If it doesn't exist yet, let's build it!

  • by gregjor on 1/21/25, 5:39 AM

    All of the LLMs that IDEs use belong to big companies that currently lose money on their service. You can expect price increases once you get locked in. Given the costs of running a useful LLM at scale, good luck finding one you can call decentralized, participatory, open source, and independent from commercial interests. If and when we have to pay true costs -- enough to make the AI companies at least break even -- the value proposition (if any) evaporates.

    The companies flogging these things have to build momentum and market share before investors get discouraged by LLMs/AI, or the underlying technology turns into a commodity you can download with npm.

    No LLM "understands" anything, so you won't find an IDE/LLM combination that can "understand" your "entire" code base. Of course the companies and people with financial interests will claim their tools can do that.

    Given the way LLMs train by scraping sites like StackOverflow, Github, and Reddit, you can expect quality to decline over time as LLM-generated code makes its way into the training. Besides the photocopy-of-a-photocopy effect, what LLMs consider important or dominant will turn into a feedback loop until we all use Python and write code like newbs doing a tutorial.

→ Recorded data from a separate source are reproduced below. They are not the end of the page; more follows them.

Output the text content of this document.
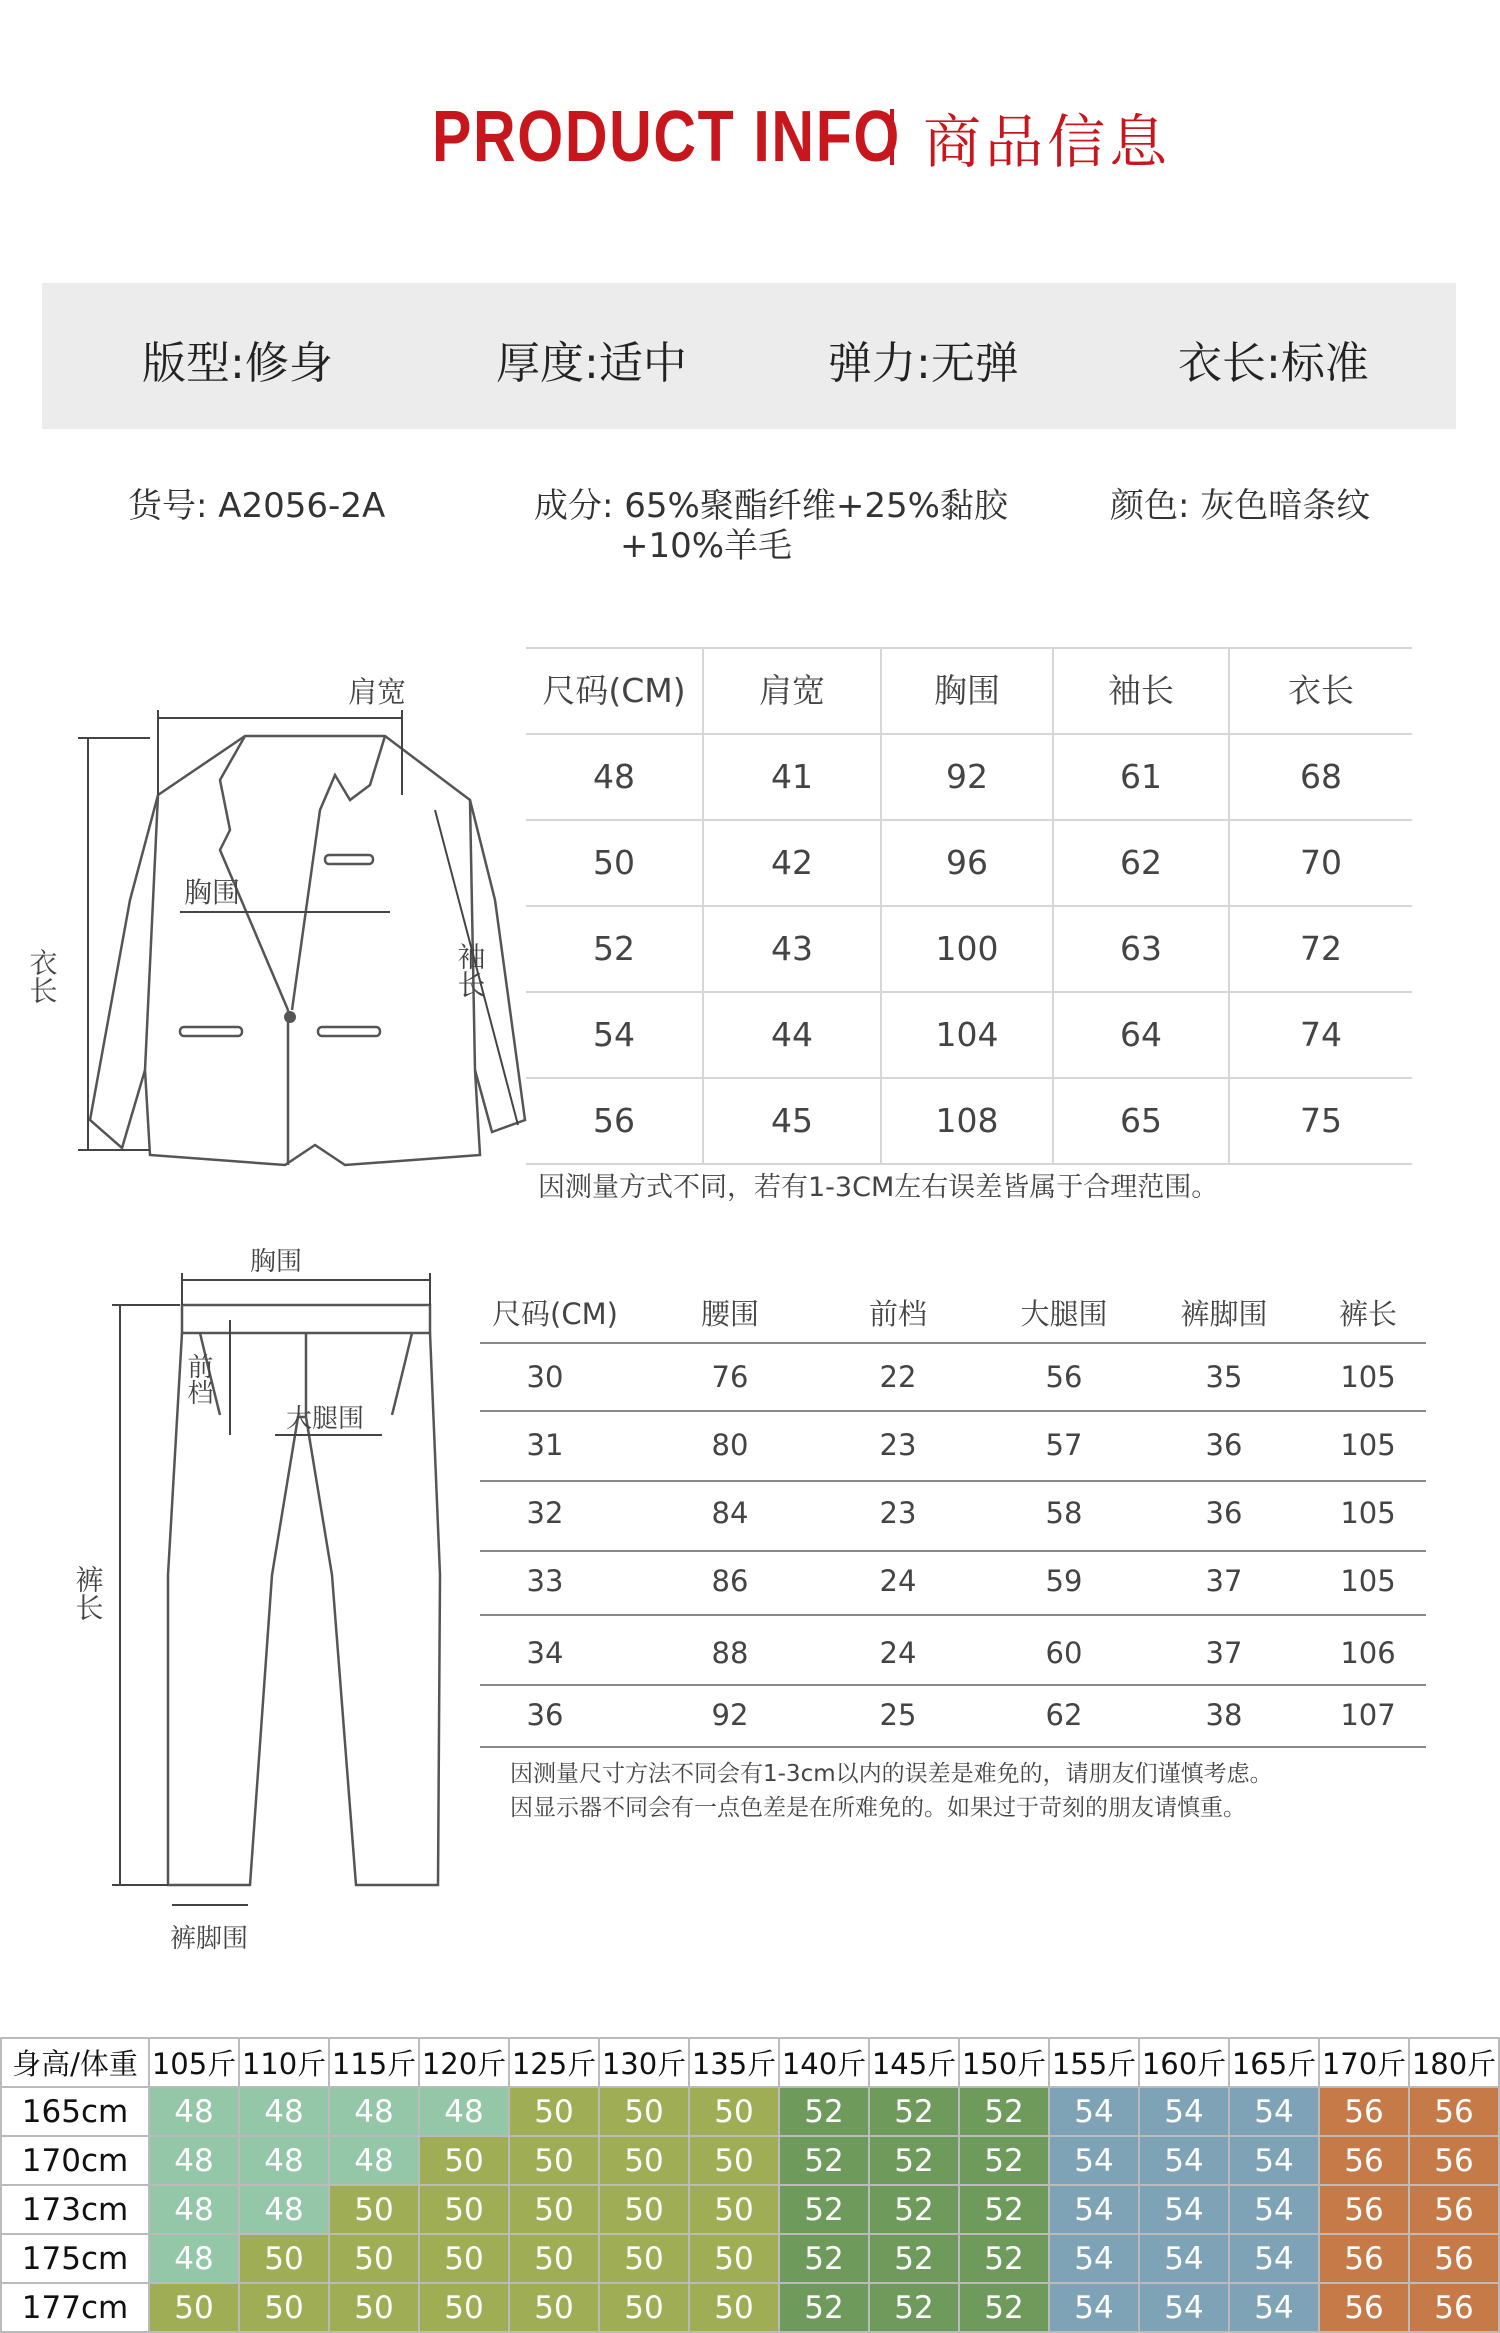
PRODUCT INFO 商品信息
版型:修身	厚度:适中	弹力:无弹	衣长:标准
货号: A2056-2A	成分: 65%聚酯纤维+25%黏胶
+10%羊毛
颜色: 灰色暗条纹
肩宽
胸围
衣长	袖长
尺码(CM)	肩宽	胸围	袖长	衣长
48	41	92	61	68
50	42	96	62	70
52	43	100	63	72
54	44	104	64	74
56	45	108	65	75
因测量方式不同，若有1-3CM左右误差皆属于合理范围。
胸围
前档
大腿围
裤长
裤脚围
尺码(CM)	腰围	前档	大腿围	裤脚围	裤长
30	76	22	56	35	105
31	80	23	57	36	105
32	84	23	58	36	105
33	86	24	59	37	105
34	88	24	60	37	106
36	92	25	62	38	107
因测量尺寸方法不同会有1-3cm以内的误差是难免的，请朋友们谨慎考虑。
因显示器不同会有一点色差是在所难免的。如果过于苛刻的朋友请慎重。
身高/体重	105斤	110斤	115斤	120斤	125斤	130斤	135斤	140斤	145斤	150斤	155斤	160斤	165斤	170斤	180斤
165cm	48	48	48	48	50	50	50	52	52	52	54	54	54	56	56
170cm	48	48	48	50	50	50	50	52	52	52	54	54	54	56	56
173cm	48	48	50	50	50	50	50	52	52	52	54	54	54	56	56
175cm	48	50	50	50	50	50	50	52	52	52	54	54	54	56	56
177cm	50	50	50	50	50	50	50	52	52	52	54	54	54	56	56
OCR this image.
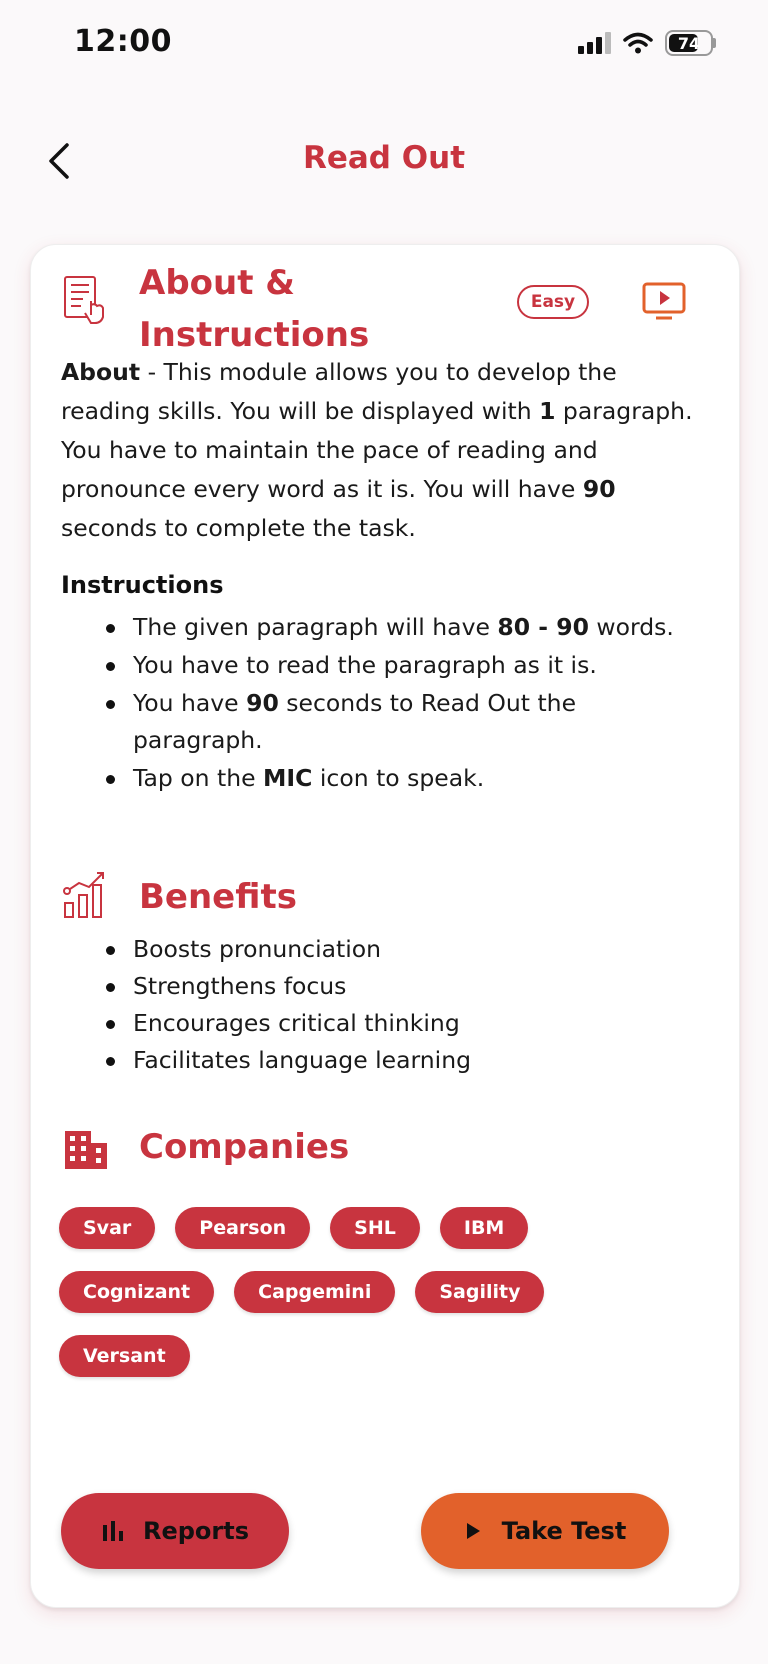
12:00	74
Read Out
About & Instructions
Easy
About - This module allows you to develop the reading skills. You will be displayed with 1 paragraph. You have to maintain the pace of reading and pronounce every word as it is. You will have 90 seconds to complete the task.
Instructions
The given paragraph will have 80 - 90 words.
You have to read the paragraph as it is.
You have 90 seconds to Read Out the paragraph.
Tap on the MIC icon to speak.
Benefits
Boosts pronunciation
Strengthens focus
Encourages critical thinking
Facilitates language learning
Companies
Svar	Pearson	SHL	IBM
Cognizant	Capgemini	Sagility
Versant
Reports	Take Test
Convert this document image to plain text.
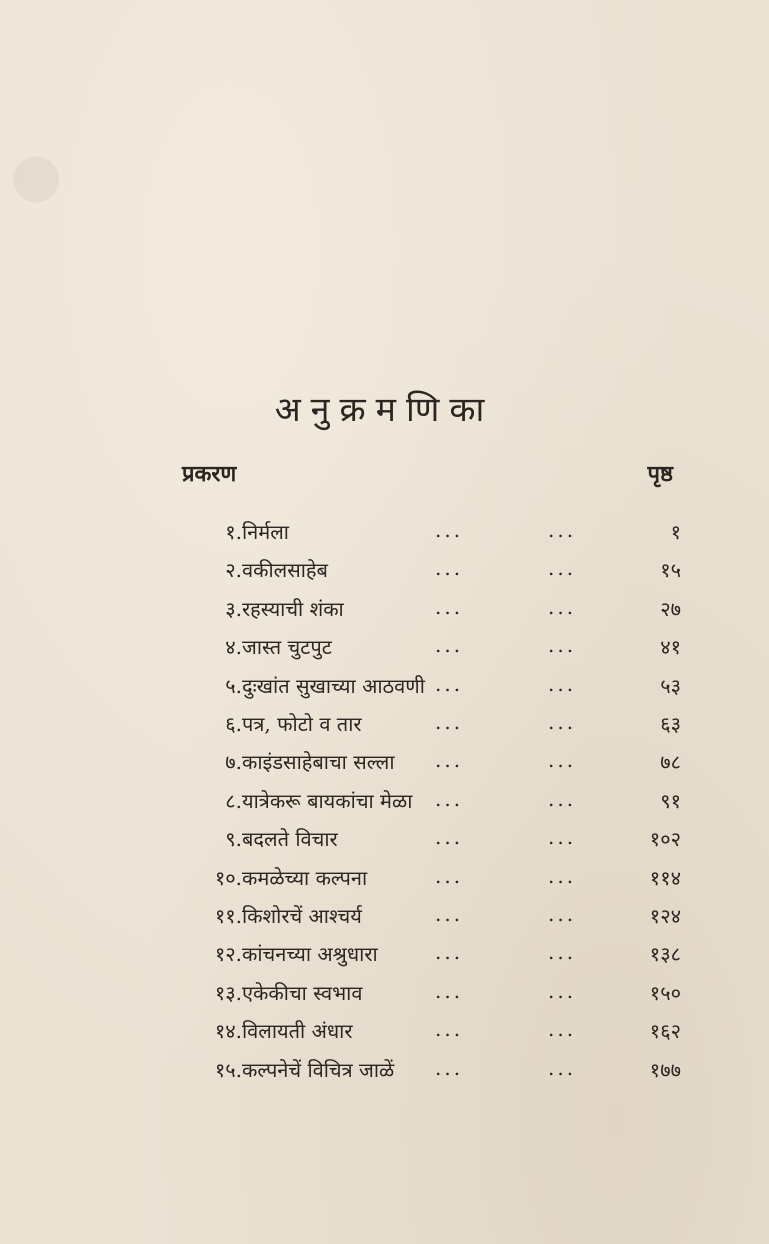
●
अनुक्रमणिका
प्रकरण	पृष्ठ
१. निर्मला	...	...	१
२. वकीलसाहेब	...	...	१५
३. रहस्याची शंका	...	...	२७
४. जास्त चुटपुट	...	...	४१
५. दुःखांत सुखाच्या आठवणी ...	...	५३
६. पत्र, फोटो व तार	...	...	६३
७. काइंडसाहेबाचा सल्ला ...	...	७८
८. यात्रेकरू बायकांचा मेळा ...	...	९१
९. बदलते विचार	...	...	१०२
१०. कमळेच्या कल्पना	...	...	११४
११. किशोरचें आश्चर्य	...	...	१२४
१२. कांचनच्या अश्रुधारा	...	...	१३८
१३. एकेकीचा स्वभाव	...	...	१५०
१४. विलायती अंधार	...	...	१६२
१५. कल्पनेचें विचित्र जाळें ...	...	१७७
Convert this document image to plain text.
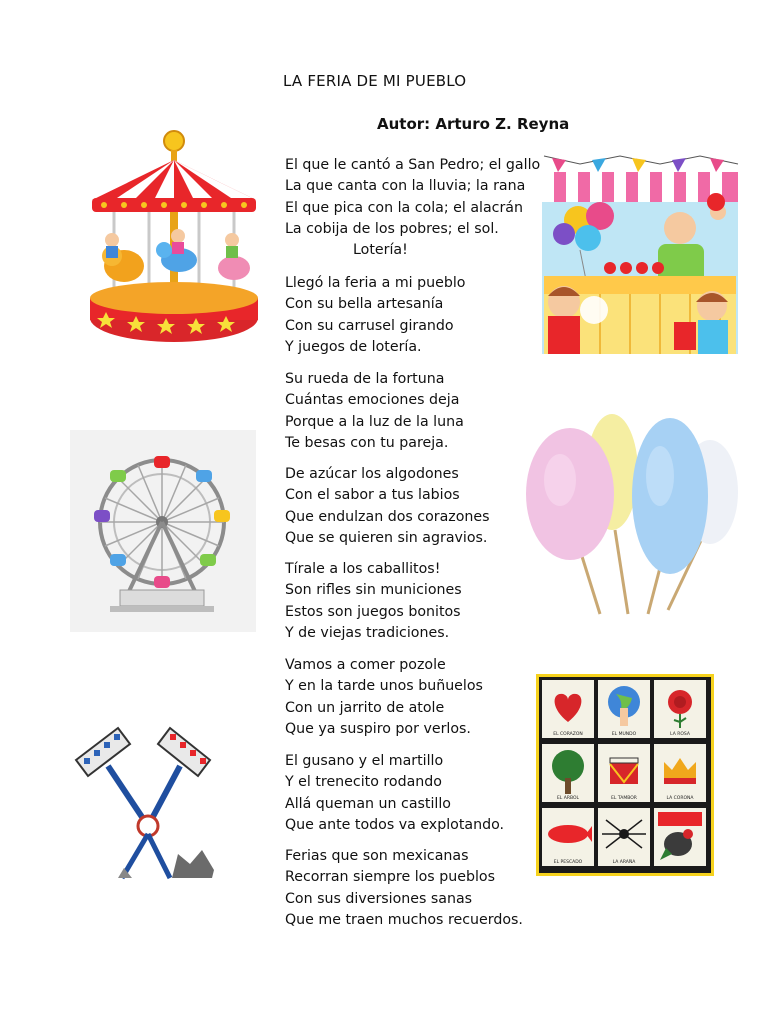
LA FERIA DE MI PUEBLO
Autor: Arturo Z. Reyna
El que le cantó a San Pedro; el gallo
La que canta con la lluvia; la rana
El que pica con la cola; el alacrán
La cobija de los pobres; el sol.
Lotería!
Llegó la feria a mi pueblo
Con su bella artesanía
Con su carrusel girando
Y juegos de lotería.
Su rueda de la fortuna
Cuántas emociones deja
Porque a la luz de la luna
Te besas con tu pareja.
De azúcar los algodones
Con el sabor a tus labios
Que endulzan dos corazones
Que se quieren sin agravios.
Tírale a los caballitos!
Son rifles sin municiones
Estos son juegos bonitos
Y de viejas tradiciones.
Vamos a comer pozole
Y en la tarde unos buñuelos
Con un jarrito de atole
Que ya suspiro por verlos.
El gusano y el martillo
Y el trenecito rodando
Allá queman un castillo
Que ante todos va explotando.
Ferias que son mexicanas
Recorran siempre los pueblos
Con sus diversiones sanas
Que me traen muchos recuerdos.
EL CORAZON	EL MUNDO	LA ROSA
EL ARBOL	EL TAMBOR	LA CORONA
EL PESCADO	LA ARAÑA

I wouldn't look to LLMs to "iterate rapidly and continuously adopt the best, newest tools quickly."

    You use "best" twice in the title and two more times in the body of the post. Since "best" doesn't describe an objective property of AIs, IDEs, tools, or anything else, you need to explain what "best" means to you. Other people will have different criteria and metrics.

    I wouldn't crowdsource opinions about the "best" programming language or tool to decide what applies to my specific application and business. Why would I trust a collection of anecdotes about something as complex and sophisticated as an IDE+LLM for writing code? I can't even get the good tech review sites to reach a consensus on the "best" power bank for my phone.